Striking Anti-VAW Campaign #13: The Purple Rose Campaign – The Philippines
The Purple Rose Campaign Against the Trafficking of Women and Children, under the guidance of AF3IRM, has been running for the past 15 years and continues to advocate against sex trafficking in the Philippines. AF3IRM has partnered with “local communities and organizations to develop trainings and gather resources to provide sexual violence relief for women and children, to identify and stop trafficking, as well as to address reproductive justice and livelihood needs.”
Striking Anti-VAW Campaign #14: Turkish Men Wear Miniskirts In Support Of Women’s Rights – Turkey
After the violent murder of 20-year-old Ozgecan Aslan, men in Turkey took to the streets in miniskirts to campaign against VAW. The protestation spilled over to social media with Turkish men posting images of themselves online alongside the hash tag #ozgecanicinminietekgiy, which translates to “wear a miniskirt for Ozgecan”. The Campaign garnered 900,000 petition signatures asking that institutions to take responsibility for attacks on women.
Striking Anti-VAW Campaign #15: Violence against Women (VAW) campaign – Nepal
WOREC’s Violence against Women campaign is currently using programs to “address numerous multi-faceted issues responsible for VAW in Nepal.” The campaign aims to tackle the causes of women trafficking and other forms of VAW. WOREC has been working for years to end trafficking and run a Women’s Rehabilitation Centre as well as a Safe House.

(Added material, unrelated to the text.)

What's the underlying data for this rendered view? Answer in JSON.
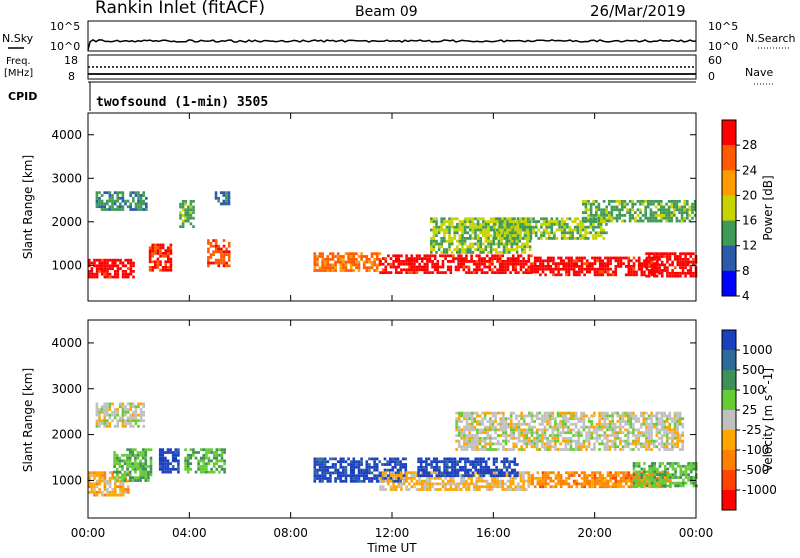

Striking Anti-VAW Campaign #16: We Can Stop It – Scotland
Police Scotland created We Can Stop It, a rape prevention campaign that targets young men between the ages to 16 – 27. The campaign’s shocking advertisement asks “Do you really know what rape is?” Police Scotland used this perpetrator-focused approach, rather than telling women to be safe and advising them on how not to get raped. Police Scotland is also working with bar owners to train their staff to intervene when they spot women who may be vulnerable.